Globalist imperative?

So why were western leaders - and American and British ones particularly - disposed to do everything they could to create an atmosphere of international unrest justifying heavy armaments when they must have known very well, if only from their own intelligence feedback combined with simple common sense, that the prospect of a Soviet attack on the West was no more than Dr. Strangelove fantasy? Perhaps for the very same reason that today, when such a prospect is no longer remotely credible, they postulate the alternative scenario of a world menaced by terrorist like Osama Bin Laden: it furthers the aims of the globalist elite; it keeps up the pressures making for a climate of internationalism and interdependence; not least, it serves to dragoon nations into the Pax Americana - which, in view of where power and control lie in the United States, might more aptly be referred to as the Pax Judaica.

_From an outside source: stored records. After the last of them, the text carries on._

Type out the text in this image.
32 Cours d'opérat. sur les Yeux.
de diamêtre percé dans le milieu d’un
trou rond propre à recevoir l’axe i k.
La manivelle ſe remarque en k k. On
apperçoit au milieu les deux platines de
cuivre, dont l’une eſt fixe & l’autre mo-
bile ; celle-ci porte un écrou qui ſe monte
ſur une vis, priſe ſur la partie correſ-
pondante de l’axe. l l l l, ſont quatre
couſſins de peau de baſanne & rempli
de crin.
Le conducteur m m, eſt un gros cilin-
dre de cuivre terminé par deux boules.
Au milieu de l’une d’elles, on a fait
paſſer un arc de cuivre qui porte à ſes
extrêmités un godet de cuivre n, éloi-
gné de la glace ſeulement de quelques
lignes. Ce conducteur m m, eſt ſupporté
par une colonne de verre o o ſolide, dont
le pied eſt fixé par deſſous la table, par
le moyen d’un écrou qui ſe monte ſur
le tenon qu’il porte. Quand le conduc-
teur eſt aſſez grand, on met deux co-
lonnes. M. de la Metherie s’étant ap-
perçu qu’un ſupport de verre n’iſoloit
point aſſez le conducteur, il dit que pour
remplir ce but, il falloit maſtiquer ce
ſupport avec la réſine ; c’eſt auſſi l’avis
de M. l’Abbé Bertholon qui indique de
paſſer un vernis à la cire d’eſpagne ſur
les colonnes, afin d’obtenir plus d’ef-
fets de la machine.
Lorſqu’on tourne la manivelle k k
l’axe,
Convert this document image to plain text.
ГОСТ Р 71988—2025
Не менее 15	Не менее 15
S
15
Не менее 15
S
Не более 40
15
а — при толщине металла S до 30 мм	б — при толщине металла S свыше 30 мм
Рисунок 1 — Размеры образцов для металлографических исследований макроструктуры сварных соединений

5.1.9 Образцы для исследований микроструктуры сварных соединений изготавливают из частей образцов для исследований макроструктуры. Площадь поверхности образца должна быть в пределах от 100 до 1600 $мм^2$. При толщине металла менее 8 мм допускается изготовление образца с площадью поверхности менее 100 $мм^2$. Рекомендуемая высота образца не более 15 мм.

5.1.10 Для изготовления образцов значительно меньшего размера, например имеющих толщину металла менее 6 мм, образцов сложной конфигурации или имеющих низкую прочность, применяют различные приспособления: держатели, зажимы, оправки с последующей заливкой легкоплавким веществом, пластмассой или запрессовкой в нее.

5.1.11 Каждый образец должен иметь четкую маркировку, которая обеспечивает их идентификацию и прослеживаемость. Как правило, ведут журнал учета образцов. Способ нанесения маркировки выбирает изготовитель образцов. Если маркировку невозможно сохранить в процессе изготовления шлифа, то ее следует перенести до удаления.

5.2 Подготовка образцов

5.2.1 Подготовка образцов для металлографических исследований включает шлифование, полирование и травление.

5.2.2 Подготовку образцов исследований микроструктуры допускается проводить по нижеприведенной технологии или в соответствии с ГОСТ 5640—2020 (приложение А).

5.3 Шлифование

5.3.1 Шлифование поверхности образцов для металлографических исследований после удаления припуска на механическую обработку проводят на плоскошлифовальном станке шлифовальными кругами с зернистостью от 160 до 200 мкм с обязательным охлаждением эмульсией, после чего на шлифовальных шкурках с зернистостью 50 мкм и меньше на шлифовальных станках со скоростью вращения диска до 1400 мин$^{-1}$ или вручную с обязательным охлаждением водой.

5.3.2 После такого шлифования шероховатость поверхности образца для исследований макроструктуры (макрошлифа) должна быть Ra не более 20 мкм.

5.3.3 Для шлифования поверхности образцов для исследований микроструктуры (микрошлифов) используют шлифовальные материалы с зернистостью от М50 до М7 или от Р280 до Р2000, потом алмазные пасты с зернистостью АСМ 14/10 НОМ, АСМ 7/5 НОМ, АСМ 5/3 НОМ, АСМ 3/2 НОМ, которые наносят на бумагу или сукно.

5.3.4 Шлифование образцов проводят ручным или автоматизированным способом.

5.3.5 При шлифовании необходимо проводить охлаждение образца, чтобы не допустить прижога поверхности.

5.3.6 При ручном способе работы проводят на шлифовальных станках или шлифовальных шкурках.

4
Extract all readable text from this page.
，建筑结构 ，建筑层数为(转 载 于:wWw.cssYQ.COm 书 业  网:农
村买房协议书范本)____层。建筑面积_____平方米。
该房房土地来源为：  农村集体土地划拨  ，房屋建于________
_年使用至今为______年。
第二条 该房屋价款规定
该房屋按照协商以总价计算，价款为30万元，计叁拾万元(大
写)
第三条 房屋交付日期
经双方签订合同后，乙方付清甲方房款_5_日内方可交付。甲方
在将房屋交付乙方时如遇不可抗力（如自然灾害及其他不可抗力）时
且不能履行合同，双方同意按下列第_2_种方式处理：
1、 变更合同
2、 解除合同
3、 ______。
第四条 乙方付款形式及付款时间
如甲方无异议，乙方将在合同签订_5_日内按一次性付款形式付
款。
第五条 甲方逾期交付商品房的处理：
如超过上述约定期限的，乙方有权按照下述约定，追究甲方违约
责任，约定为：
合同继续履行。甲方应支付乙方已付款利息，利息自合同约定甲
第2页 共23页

One suspects that Alexander knows much more than he lets on concerning the subterranean currents underlying the ‘Cold War’ hysteria of 1945-89. Towards the end of his article he said:-

‘Could it be that the heavy burden of post-war rearmament was unnecessary, that the transatlantic alliance actually imperilled rather than saved us...’

The latter question really hits the nail on the head. The ruling orthodoxy of British foreign policy after 1945 was based on the supposition of an East/West confrontation in which Britain, in order to survive, had to make herself the satellite of America. Gone was the traditional doctrine that Britain was a nation, at the head of an empire, with her own particular national interests to advance and protect - interests which may or may not coincide with the interests of foreign powers, and then only temporarily. In its place was the theory of an unquestioned commonality of interests with the United States - a theory which events over the past half-century have done a great deal to demolish: pressure to abandon imperial trade preferences, to get out of Suez and into Europe; these were just a few ‘benefits’ of the Special Relationship.

But back to Alexander again:-

‘One can, of course, understand why few anywhere in the West want the orthodox view of the Cold War overturned. If that were to happen, the whole edifice of post-war politics would begin to crumble.’

That is perhaps the understatement of the millennium!